All that the above example grammar does is that includes the Java grammar and injects one convenience method into the ClassDeclaration node. I mean, just to explain the above trivial example, you have to explain:

The whole way that INJECT works, that you can just insert a convenience method into a node.
Various options at the top of the file, like the fact that you can change the packages into which you generate the parser and nodes.
Almost certainly, one would end up providing a trivial example of the use of the Node.Visitor base class to traverse the nodes in an AST.

So, we would inevitably end up documenting these various things, except that it would be more focused on the specific question of somebody re-using the Java grammar. (Or the Python grammar or whatever...)

But, I would say that, in terms of using the Java (or the Python or C#) grammar in one's own project, the main reason that there is not more uptake on that, even beyond the documentation issue, is simply that people don't know about it!

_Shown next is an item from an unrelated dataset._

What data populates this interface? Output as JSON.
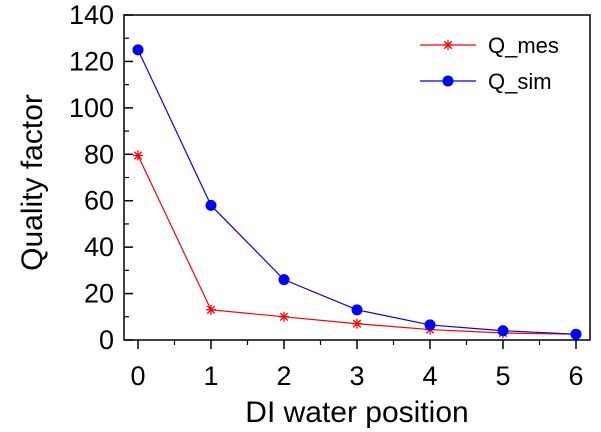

I would also add that, if you look back on the history of all of this, the original JavaCC project became quite popular without having much in the way of serious documentation. As I recall, the way I figured out how to use it (and I had never used a parser generator before) back in 2001 was mostly just by going through the various little examples that came with it and experimenting with them. In fact, what documentation did exist at the time, like I recall something called the Lookahead mini-tutorial, was really pretty rough-and-ready. And actually, the situation has not changed that much! See here. Probably the best resource available was the JavaCC FAQ, which is now part of the JavaCC distribution.

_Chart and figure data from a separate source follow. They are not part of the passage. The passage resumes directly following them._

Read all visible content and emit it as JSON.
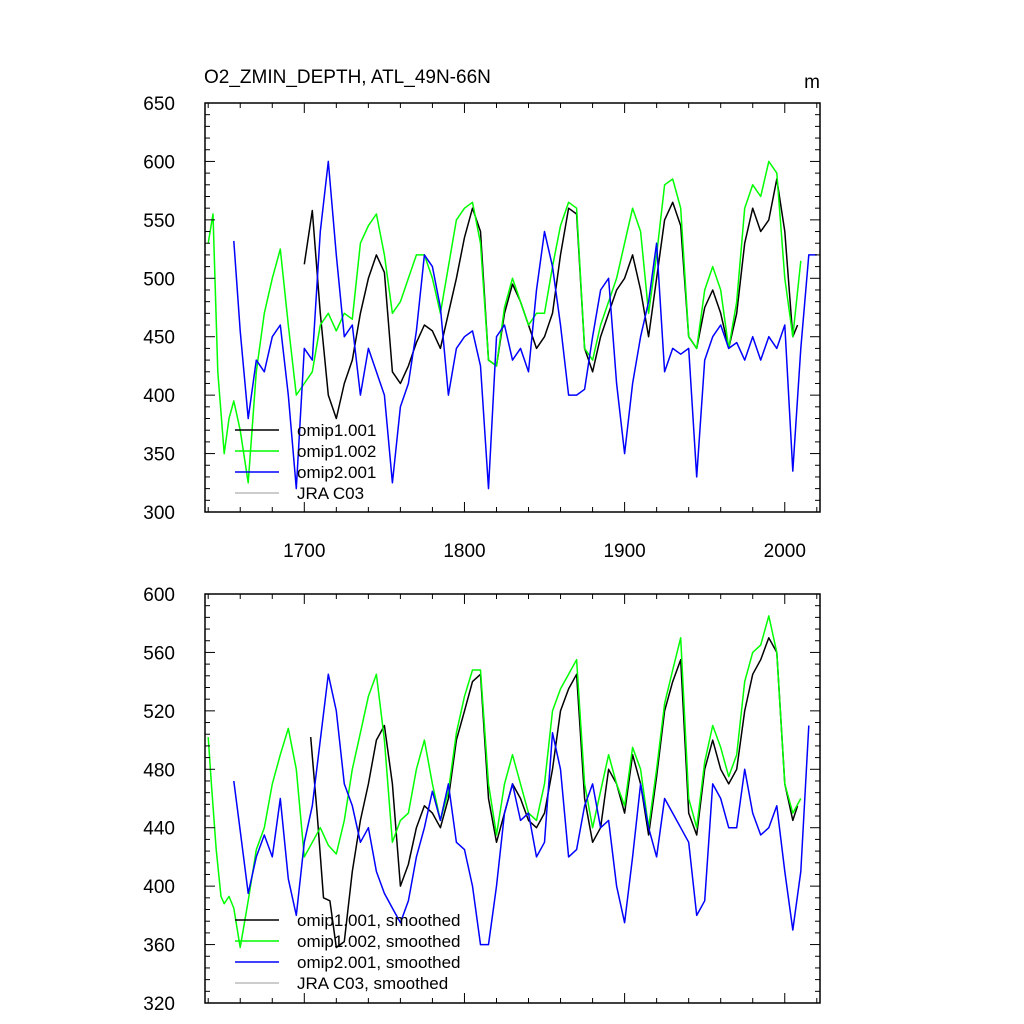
{
  "chart_data": [
    {
      "type": "line",
      "title": "O2_ZMIN_DEPTH, ATL_49N-66N",
      "units": "m",
      "xlim": [
        1638,
        2022
      ],
      "ylim": [
        300,
        650
      ],
      "xticks": [
        1700,
        1800,
        1900,
        2000
      ],
      "yticks": [
        300,
        350,
        400,
        450,
        500,
        550,
        600,
        650
      ],
      "legend_position": "bottom-left",
      "series": [
        {
          "name": "omip1.001",
          "color": "#000000",
          "x": [
            1700,
            1705,
            1710,
            1715,
            1720,
            1725,
            1730,
            1735,
            1740,
            1745,
            1750,
            1755,
            1760,
            1765,
            1770,
            1775,
            1780,
            1785,
            1790,
            1795,
            1800,
            1805,
            1810,
            1815,
            1820,
            1825,
            1830,
            1835,
            1840,
            1845,
            1850,
            1855,
            1860,
            1865,
            1870,
            1875,
            1880,
            1885,
            1890,
            1895,
            1900,
            1905,
            1910,
            1915,
            1920,
            1925,
            1930,
            1935,
            1940,
            1945,
            1950,
            1955,
            1960,
            1965,
            1970,
            1975,
            1980,
            1985,
            1990,
            1995,
            2000,
            2005,
            2008
          ],
          "y": [
            512,
            558,
            470,
            400,
            380,
            410,
            430,
            470,
            500,
            520,
            505,
            420,
            410,
            425,
            445,
            460,
            455,
            440,
            470,
            500,
            535,
            560,
            540,
            430,
            425,
            470,
            495,
            480,
            460,
            440,
            450,
            470,
            520,
            560,
            555,
            440,
            420,
            450,
            470,
            490,
            500,
            520,
            490,
            450,
            500,
            550,
            565,
            545,
            450,
            440,
            475,
            490,
            470,
            440,
            470,
            530,
            560,
            540,
            550,
            585,
            540,
            450,
            460
          ]
        },
        {
          "name": "omip1.002",
          "color": "#00ff00",
          "x": [
            1640,
            1643,
            1646,
            1650,
            1653,
            1656,
            1660,
            1665,
            1670,
            1675,
            1680,
            1685,
            1690,
            1695,
            1700,
            1705,
            1710,
            1715,
            1720,
            1725,
            1730,
            1735,
            1740,
            1745,
            1750,
            1755,
            1760,
            1765,
            1770,
            1775,
            1780,
            1785,
            1790,
            1795,
            1800,
            1805,
            1810,
            1815,
            1820,
            1825,
            1830,
            1835,
            1840,
            1845,
            1850,
            1855,
            1860,
            1865,
            1870,
            1875,
            1880,
            1885,
            1890,
            1895,
            1900,
            1905,
            1910,
            1915,
            1920,
            1925,
            1930,
            1935,
            1940,
            1945,
            1950,
            1955,
            1960,
            1965,
            1970,
            1975,
            1980,
            1985,
            1990,
            1995,
            2000,
            2005,
            2010
          ],
          "y": [
            530,
            555,
            420,
            350,
            380,
            395,
            370,
            325,
            420,
            470,
            500,
            525,
            460,
            400,
            410,
            420,
            460,
            470,
            455,
            470,
            465,
            530,
            545,
            555,
            520,
            470,
            480,
            500,
            520,
            520,
            500,
            470,
            510,
            550,
            560,
            565,
            530,
            430,
            425,
            475,
            500,
            480,
            460,
            470,
            470,
            510,
            545,
            565,
            560,
            440,
            430,
            460,
            480,
            500,
            530,
            560,
            540,
            470,
            520,
            580,
            585,
            560,
            450,
            440,
            490,
            510,
            490,
            440,
            480,
            560,
            580,
            570,
            600,
            590,
            500,
            450,
            515
          ]
        },
        {
          "name": "omip2.001",
          "color": "#0000ff",
          "x": [
            1656,
            1660,
            1665,
            1670,
            1675,
            1680,
            1685,
            1690,
            1695,
            1700,
            1705,
            1710,
            1715,
            1720,
            1725,
            1730,
            1735,
            1740,
            1745,
            1750,
            1755,
            1760,
            1765,
            1770,
            1775,
            1780,
            1785,
            1790,
            1795,
            1800,
            1805,
            1810,
            1815,
            1820,
            1825,
            1830,
            1835,
            1840,
            1845,
            1850,
            1855,
            1860,
            1865,
            1870,
            1875,
            1880,
            1885,
            1890,
            1895,
            1900,
            1905,
            1910,
            1915,
            1920,
            1925,
            1930,
            1935,
            1940,
            1945,
            1950,
            1955,
            1960,
            1965,
            1970,
            1975,
            1980,
            1985,
            1990,
            1995,
            2000,
            2005,
            2010,
            2015,
            2020
          ],
          "y": [
            532,
            455,
            380,
            430,
            420,
            450,
            460,
            400,
            320,
            440,
            430,
            540,
            600,
            520,
            450,
            460,
            400,
            440,
            420,
            400,
            325,
            390,
            410,
            455,
            520,
            510,
            475,
            400,
            440,
            450,
            455,
            425,
            320,
            450,
            460,
            430,
            440,
            420,
            490,
            540,
            510,
            460,
            400,
            400,
            405,
            450,
            490,
            500,
            410,
            350,
            410,
            450,
            480,
            530,
            420,
            440,
            435,
            440,
            330,
            430,
            450,
            460,
            440,
            445,
            430,
            450,
            430,
            450,
            440,
            460,
            335,
            440,
            520,
            520
          ]
        },
        {
          "name": "JRA C03",
          "color": "#bbbbbb",
          "x": [],
          "y": []
        }
      ]
    },
    {
      "type": "line",
      "title": "",
      "xlim": [
        1638,
        2022
      ],
      "ylim": [
        320,
        600
      ],
      "xticks": [
        1700,
        1800,
        1900,
        2000
      ],
      "yticks": [
        320,
        360,
        400,
        440,
        480,
        520,
        560,
        600
      ],
      "legend_position": "bottom-left",
      "series": [
        {
          "name": "omip1.001, smoothed",
          "color": "#000000",
          "x": [
            1704,
            1708,
            1712,
            1716,
            1720,
            1725,
            1730,
            1735,
            1740,
            1745,
            1750,
            1755,
            1760,
            1765,
            1770,
            1775,
            1780,
            1785,
            1790,
            1795,
            1800,
            1805,
            1810,
            1815,
            1820,
            1825,
            1830,
            1835,
            1840,
            1845,
            1850,
            1855,
            1860,
            1865,
            1870,
            1875,
            1880,
            1885,
            1890,
            1895,
            1900,
            1905,
            1910,
            1915,
            1920,
            1925,
            1930,
            1935,
            1940,
            1945,
            1950,
            1955,
            1960,
            1965,
            1970,
            1975,
            1980,
            1985,
            1990,
            1995,
            2000,
            2005,
            2008
          ],
          "y": [
            502,
            450,
            392,
            390,
            358,
            362,
            410,
            445,
            470,
            500,
            510,
            470,
            400,
            415,
            440,
            455,
            450,
            440,
            460,
            500,
            520,
            540,
            545,
            460,
            430,
            450,
            470,
            460,
            445,
            440,
            450,
            480,
            520,
            535,
            545,
            460,
            430,
            440,
            480,
            470,
            450,
            490,
            470,
            435,
            475,
            520,
            540,
            555,
            450,
            435,
            480,
            500,
            480,
            470,
            480,
            520,
            545,
            555,
            570,
            560,
            470,
            445,
            455
          ]
        },
        {
          "name": "omip1.002, smoothed",
          "color": "#00ff00",
          "x": [
            1640,
            1642,
            1645,
            1648,
            1650,
            1653,
            1656,
            1660,
            1665,
            1670,
            1675,
            1680,
            1685,
            1690,
            1695,
            1700,
            1705,
            1710,
            1715,
            1720,
            1725,
            1730,
            1735,
            1740,
            1745,
            1750,
            1755,
            1760,
            1765,
            1770,
            1775,
            1780,
            1785,
            1790,
            1795,
            1800,
            1805,
            1810,
            1815,
            1820,
            1825,
            1830,
            1835,
            1840,
            1845,
            1850,
            1855,
            1860,
            1865,
            1870,
            1875,
            1880,
            1885,
            1890,
            1895,
            1900,
            1905,
            1910,
            1915,
            1920,
            1925,
            1930,
            1935,
            1940,
            1945,
            1950,
            1955,
            1960,
            1965,
            1970,
            1975,
            1980,
            1985,
            1990,
            1995,
            2000,
            2005,
            2010
          ],
          "y": [
            502,
            470,
            425,
            393,
            388,
            393,
            385,
            358,
            390,
            425,
            440,
            470,
            490,
            508,
            480,
            420,
            430,
            440,
            428,
            422,
            445,
            480,
            505,
            530,
            545,
            500,
            430,
            445,
            450,
            480,
            500,
            470,
            445,
            465,
            505,
            530,
            548,
            548,
            470,
            435,
            470,
            490,
            470,
            450,
            445,
            470,
            520,
            535,
            545,
            555,
            470,
            440,
            465,
            490,
            470,
            455,
            495,
            480,
            440,
            480,
            525,
            548,
            570,
            460,
            440,
            485,
            510,
            495,
            475,
            490,
            540,
            560,
            565,
            585,
            560,
            470,
            450,
            460
          ]
        },
        {
          "name": "omip2.001, smoothed",
          "color": "#0000ff",
          "x": [
            1656,
            1660,
            1665,
            1670,
            1675,
            1680,
            1685,
            1690,
            1695,
            1700,
            1705,
            1710,
            1715,
            1720,
            1725,
            1730,
            1735,
            1740,
            1745,
            1750,
            1755,
            1760,
            1765,
            1770,
            1775,
            1780,
            1785,
            1790,
            1795,
            1800,
            1805,
            1810,
            1815,
            1820,
            1825,
            1830,
            1835,
            1840,
            1845,
            1850,
            1855,
            1860,
            1865,
            1870,
            1875,
            1880,
            1885,
            1890,
            1895,
            1900,
            1905,
            1910,
            1915,
            1920,
            1925,
            1930,
            1935,
            1940,
            1945,
            1950,
            1955,
            1960,
            1965,
            1970,
            1975,
            1980,
            1985,
            1990,
            1995,
            2000,
            2005,
            2010,
            2015
          ],
          "y": [
            472,
            438,
            395,
            420,
            435,
            420,
            460,
            405,
            380,
            430,
            455,
            500,
            545,
            520,
            470,
            455,
            430,
            440,
            410,
            395,
            385,
            375,
            390,
            420,
            440,
            465,
            445,
            470,
            430,
            425,
            400,
            360,
            360,
            400,
            450,
            470,
            445,
            450,
            420,
            430,
            505,
            480,
            420,
            425,
            455,
            470,
            440,
            445,
            400,
            375,
            420,
            470,
            440,
            420,
            460,
            450,
            440,
            430,
            380,
            390,
            470,
            460,
            440,
            440,
            480,
            450,
            435,
            440,
            455,
            410,
            370,
            410,
            510
          ]
        },
        {
          "name": "JRA C03, smoothed",
          "color": "#bbbbbb",
          "x": [],
          "y": []
        }
      ]
    }
  ]
}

Now, as for the question of whether there are people interested in having a robust Java parser that they can use freely in their own projects, it is quite obvious that there is significant interest in that. For example, there is this project called JavaParser that is just that. The origin of that project, by the way, is that somebody decided to fork off the example Java grammar that was part of the javacc distro and work on that separately. And that project has been around since at least 2011 (that is where their github commit history begins) but maybe longer. And that project has some significant activity/usage statistics, compared to us anyway -- 5200 stars, 1100 forks, 145 watchers... Now, technically speaking, Javaparser is not that great a project, mostly because it is built on very shaky underpinnings. The legacy JavaCC that it is built on top of is broken in very key ways, like lookahead not working properly, but also the parsers it generates have zero concept of fault-tolerant/error-recovery. So, anything we put out there to compete with them is bound to be much more generally useful.

And, of course, Python is a very popular language -- by some measures, the MOST popular language nowadays -- and there are surely plenty of people interested in having a good way to manipulate/process Python source code. I don't honestly know what's out there. But again, we ought to be able to put out some python.parsers.org tool (defined as a separate tool, I guess you could say) that could have some uptake.

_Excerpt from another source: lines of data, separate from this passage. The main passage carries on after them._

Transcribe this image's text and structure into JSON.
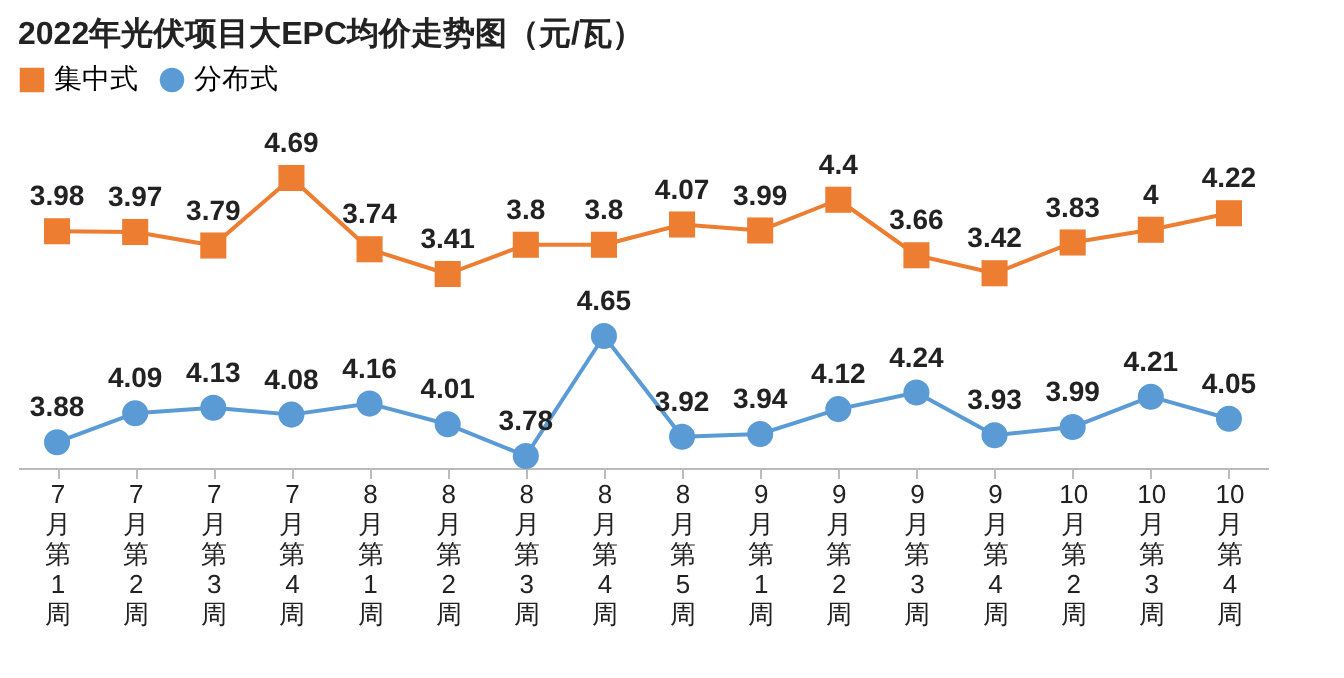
{
  "chart_data": [
    {
      "type": "line",
      "title": "2022年光伏项目大EPC均价走势图（元/瓦）",
      "categories": [
        "7月第1周",
        "7月第2周",
        "7月第3周",
        "7月第4周",
        "8月第1周",
        "8月第2周",
        "8月第3周",
        "8月第4周",
        "8月第5周",
        "9月第1周",
        "9月第2周",
        "9月第3周",
        "9月第4周",
        "10月第2周",
        "10月第3周",
        "10月第4周"
      ],
      "series": [
        {
          "name": "集中式",
          "color": "#ed7d31",
          "marker": "square",
          "values": [
            3.98,
            3.97,
            3.79,
            4.69,
            3.74,
            3.41,
            3.8,
            3.8,
            4.07,
            3.99,
            4.4,
            3.66,
            3.42,
            3.83,
            4,
            4.22
          ]
        }
      ],
      "data_labels": true,
      "legend": "top",
      "tick_labels": false
    },
    {
      "type": "line",
      "categories": [
        "7月第1周",
        "7月第2周",
        "7月第3周",
        "7月第4周",
        "8月第1周",
        "8月第2周",
        "8月第3周",
        "8月第4周",
        "8月第5周",
        "9月第1周",
        "9月第2周",
        "9月第3周",
        "9月第4周",
        "10月第2周",
        "10月第3周",
        "10月第4周"
      ],
      "series": [
        {
          "name": "分布式",
          "color": "#5b9bd5",
          "marker": "circle",
          "values": [
            3.88,
            4.09,
            4.13,
            4.08,
            4.16,
            4.01,
            3.78,
            4.65,
            3.92,
            3.94,
            4.12,
            4.24,
            3.93,
            3.99,
            4.21,
            4.05
          ]
        }
      ],
      "data_labels": true,
      "legend": "top",
      "tick_labels": "x"
    }
  ]
}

But people have to know about these things. And, again, I think that just some very straightforward usage examples to get people going could work wonders...

All that said, I am reluctant to even speculate on what would attract people's interest, since I've been so bad at that. I do have this vague notion that we have been aiming over people's heads for the most part, and we really need to present some concrete usage scenarios (and I think the ability to parse Java/Python/C# source code is a real usage scenario) and really just step people through how to use this in a very simple sort of way.

Or, to put it another way, I think that having some very concrete usage examples of that sort could actually attract people more than a complete manual. But, that said, of course I agree that a complete manual would be a good thing to have!